First, deCODE Genetics unstealths its deCODEme foray into the personalized genomics market.

Then, just when you think they've been completely beaten to the punch, 23andMe throws a counterpunch.

I'd been wondering for a while what deCODE was up to in this arena, as they clearly have the infrastructure and the track record to make a serious play in personalized genomics.

Interestingly, even though many would argue that the Navigenics approach is the most responsible one, getting results on 20 or so SNPs is looking so "last week" right now.

Just in case you've been in a sound-proof bubble the last few days, here are some links to a few articles and posts about the events of the last few days:

While much has been said about the product launches, I find it interesting that there has been relatively little talk about something that is being left out of the products offered to the public (at least at the moment as far as I can tell). Specifically, that something is copy number variation.

For those not familiar with the concept, in addition to variation at single DNA base pairs, it is also crystal clear that individuals differ enormously from each other in terms of the presence or absence or elevated copy number of entire large "chunks" of DNA. These studies, pioneered by Evan Eichler and others, have shown that our genomes are more dynamic than was previously recognized. Thus, when copy number variation involves important genes or other important stretches of DNA not in genes, it can have an important impact on disease susceptibility. For example, copy number for a stretch of DNA containing the CCL3L1 gene has been beautifully shown to very significantly influence HIV/AIDS susceptibility. Likewise, low copy number of a gene called FCGR3B is associated with the development of the kidney disease, glomerulonephritis, in individuals with systemic lupus erythematosus.

Although first generation SNP genotyping approaches didn't always do so well with detecting copy number variation, more recent iterations have the ability to detect copy number variation (although a different technique called array comparative genomic hybridization is more commonly utilized to detect this clinically). For example, Affymetrix states on their website that their 500K arrays provide copy number variation information (Navigenics is partnering with Affymetrix for genotyping). Likewise, Illumina (23andMe's genotyping partner) points out that their product can also identify copy number variants.

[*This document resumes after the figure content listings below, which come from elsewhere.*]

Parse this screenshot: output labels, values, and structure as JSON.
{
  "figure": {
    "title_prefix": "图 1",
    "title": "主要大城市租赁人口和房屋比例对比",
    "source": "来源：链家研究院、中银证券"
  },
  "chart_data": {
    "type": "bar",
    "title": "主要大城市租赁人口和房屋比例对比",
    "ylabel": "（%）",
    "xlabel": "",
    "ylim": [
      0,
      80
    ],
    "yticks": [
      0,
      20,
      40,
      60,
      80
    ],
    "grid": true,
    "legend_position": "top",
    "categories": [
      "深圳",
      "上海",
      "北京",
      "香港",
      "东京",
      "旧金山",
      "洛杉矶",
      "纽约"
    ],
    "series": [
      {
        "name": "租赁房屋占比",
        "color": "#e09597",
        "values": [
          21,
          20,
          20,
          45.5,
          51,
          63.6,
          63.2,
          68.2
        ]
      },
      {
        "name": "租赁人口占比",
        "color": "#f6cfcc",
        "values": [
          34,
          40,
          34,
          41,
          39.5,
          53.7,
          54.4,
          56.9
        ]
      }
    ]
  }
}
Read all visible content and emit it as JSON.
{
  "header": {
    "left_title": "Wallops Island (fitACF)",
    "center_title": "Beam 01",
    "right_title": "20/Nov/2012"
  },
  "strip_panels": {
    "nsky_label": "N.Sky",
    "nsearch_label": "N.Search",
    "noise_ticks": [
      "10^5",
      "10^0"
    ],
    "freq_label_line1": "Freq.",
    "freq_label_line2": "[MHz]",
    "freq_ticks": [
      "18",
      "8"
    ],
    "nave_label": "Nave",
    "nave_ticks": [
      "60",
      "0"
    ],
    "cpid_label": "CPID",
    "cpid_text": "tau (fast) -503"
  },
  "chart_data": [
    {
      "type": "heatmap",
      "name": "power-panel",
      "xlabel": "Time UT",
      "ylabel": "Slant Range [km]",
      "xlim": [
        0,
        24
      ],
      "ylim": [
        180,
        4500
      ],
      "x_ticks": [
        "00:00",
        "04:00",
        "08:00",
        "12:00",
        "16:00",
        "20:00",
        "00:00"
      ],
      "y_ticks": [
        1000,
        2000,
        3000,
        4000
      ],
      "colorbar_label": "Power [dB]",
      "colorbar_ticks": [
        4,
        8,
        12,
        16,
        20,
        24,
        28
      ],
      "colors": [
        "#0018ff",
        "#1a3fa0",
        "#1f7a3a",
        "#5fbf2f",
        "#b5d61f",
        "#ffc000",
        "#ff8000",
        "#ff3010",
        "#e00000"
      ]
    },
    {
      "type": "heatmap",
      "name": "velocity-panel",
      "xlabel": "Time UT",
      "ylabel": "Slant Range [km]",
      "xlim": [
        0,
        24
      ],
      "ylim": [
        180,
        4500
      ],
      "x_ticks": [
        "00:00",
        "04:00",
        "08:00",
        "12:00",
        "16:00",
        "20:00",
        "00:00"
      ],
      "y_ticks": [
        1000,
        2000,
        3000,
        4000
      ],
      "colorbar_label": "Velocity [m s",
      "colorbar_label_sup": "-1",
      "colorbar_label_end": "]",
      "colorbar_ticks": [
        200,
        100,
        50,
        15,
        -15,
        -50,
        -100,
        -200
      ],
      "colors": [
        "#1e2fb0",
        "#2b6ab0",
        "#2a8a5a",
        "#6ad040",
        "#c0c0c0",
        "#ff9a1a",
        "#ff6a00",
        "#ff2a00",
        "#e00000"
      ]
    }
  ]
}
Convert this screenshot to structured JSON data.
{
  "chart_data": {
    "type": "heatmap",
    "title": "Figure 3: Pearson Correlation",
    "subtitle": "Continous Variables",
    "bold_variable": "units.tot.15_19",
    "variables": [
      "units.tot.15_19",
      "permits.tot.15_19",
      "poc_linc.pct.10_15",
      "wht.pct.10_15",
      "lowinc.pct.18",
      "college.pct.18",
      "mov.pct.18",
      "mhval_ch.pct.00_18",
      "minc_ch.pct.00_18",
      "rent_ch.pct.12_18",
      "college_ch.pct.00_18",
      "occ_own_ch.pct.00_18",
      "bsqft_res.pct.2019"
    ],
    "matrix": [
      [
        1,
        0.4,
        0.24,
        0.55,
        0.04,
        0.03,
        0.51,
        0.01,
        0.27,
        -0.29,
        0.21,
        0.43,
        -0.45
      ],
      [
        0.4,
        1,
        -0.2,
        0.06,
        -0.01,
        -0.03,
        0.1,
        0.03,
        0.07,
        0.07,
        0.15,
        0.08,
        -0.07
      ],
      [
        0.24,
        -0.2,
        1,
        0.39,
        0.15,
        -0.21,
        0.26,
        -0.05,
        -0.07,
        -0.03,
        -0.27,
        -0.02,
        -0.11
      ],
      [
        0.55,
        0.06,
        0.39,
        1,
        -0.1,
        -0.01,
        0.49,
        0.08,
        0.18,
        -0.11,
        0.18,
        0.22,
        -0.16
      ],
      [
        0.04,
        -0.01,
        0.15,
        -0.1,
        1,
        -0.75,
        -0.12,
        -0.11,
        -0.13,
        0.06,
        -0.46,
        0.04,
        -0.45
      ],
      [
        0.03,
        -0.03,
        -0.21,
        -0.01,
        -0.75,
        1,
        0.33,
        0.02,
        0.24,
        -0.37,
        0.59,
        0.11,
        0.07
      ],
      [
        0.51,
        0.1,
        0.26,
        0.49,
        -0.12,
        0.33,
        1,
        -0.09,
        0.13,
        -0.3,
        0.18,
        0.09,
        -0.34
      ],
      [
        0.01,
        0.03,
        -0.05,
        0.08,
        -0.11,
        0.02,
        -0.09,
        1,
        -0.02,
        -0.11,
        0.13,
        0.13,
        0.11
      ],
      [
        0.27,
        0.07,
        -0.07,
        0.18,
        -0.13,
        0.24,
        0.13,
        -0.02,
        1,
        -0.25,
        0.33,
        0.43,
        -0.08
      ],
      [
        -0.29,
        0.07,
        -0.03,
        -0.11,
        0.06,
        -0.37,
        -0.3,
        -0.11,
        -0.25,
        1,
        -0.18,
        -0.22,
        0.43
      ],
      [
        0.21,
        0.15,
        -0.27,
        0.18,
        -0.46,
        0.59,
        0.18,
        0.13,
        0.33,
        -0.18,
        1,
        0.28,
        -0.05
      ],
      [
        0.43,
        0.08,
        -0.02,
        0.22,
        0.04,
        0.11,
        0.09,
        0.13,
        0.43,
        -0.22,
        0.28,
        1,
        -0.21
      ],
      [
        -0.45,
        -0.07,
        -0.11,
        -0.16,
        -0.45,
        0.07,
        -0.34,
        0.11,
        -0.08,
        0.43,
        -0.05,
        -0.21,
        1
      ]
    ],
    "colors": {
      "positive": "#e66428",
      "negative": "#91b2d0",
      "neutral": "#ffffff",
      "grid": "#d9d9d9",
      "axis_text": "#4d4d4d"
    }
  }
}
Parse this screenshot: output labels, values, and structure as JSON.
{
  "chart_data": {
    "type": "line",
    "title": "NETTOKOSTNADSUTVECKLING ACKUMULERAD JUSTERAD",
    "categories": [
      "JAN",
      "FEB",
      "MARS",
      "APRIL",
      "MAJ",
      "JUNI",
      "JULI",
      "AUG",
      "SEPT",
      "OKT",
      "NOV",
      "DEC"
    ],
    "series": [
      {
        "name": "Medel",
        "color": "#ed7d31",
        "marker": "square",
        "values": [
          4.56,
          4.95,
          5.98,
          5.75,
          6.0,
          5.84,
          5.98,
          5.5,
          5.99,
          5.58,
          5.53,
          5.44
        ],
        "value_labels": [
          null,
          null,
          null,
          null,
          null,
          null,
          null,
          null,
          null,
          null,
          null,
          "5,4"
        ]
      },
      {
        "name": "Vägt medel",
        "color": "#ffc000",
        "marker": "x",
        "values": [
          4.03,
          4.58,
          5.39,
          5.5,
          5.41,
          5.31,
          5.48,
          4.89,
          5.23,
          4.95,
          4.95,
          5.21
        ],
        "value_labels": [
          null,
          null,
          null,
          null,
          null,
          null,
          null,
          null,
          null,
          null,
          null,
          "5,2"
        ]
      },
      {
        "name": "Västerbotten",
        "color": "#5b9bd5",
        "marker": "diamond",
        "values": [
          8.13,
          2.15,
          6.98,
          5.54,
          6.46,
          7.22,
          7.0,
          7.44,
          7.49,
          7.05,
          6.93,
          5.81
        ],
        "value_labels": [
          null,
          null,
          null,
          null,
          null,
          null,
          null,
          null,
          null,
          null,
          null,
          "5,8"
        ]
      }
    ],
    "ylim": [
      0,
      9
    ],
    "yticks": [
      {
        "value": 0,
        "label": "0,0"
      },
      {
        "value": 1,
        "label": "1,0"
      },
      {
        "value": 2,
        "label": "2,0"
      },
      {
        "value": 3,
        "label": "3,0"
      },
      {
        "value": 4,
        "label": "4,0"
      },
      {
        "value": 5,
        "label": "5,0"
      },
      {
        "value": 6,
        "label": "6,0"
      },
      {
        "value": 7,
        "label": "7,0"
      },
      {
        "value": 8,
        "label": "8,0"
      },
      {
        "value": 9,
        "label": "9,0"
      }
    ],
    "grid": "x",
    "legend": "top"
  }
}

Although the launch of genotyping services by 23andMe and deCODE Genetics appears likely to provide dramatically more information to the consumer than the small number of SNP results that will be reported by Navigenics, it would appear that both 23andMe and deCODE may have access to information related to copy number variation that can have important implications with respect to disease risk and which may not be reported back to the consumer. It will be interesting to see how this is dealt with in the future.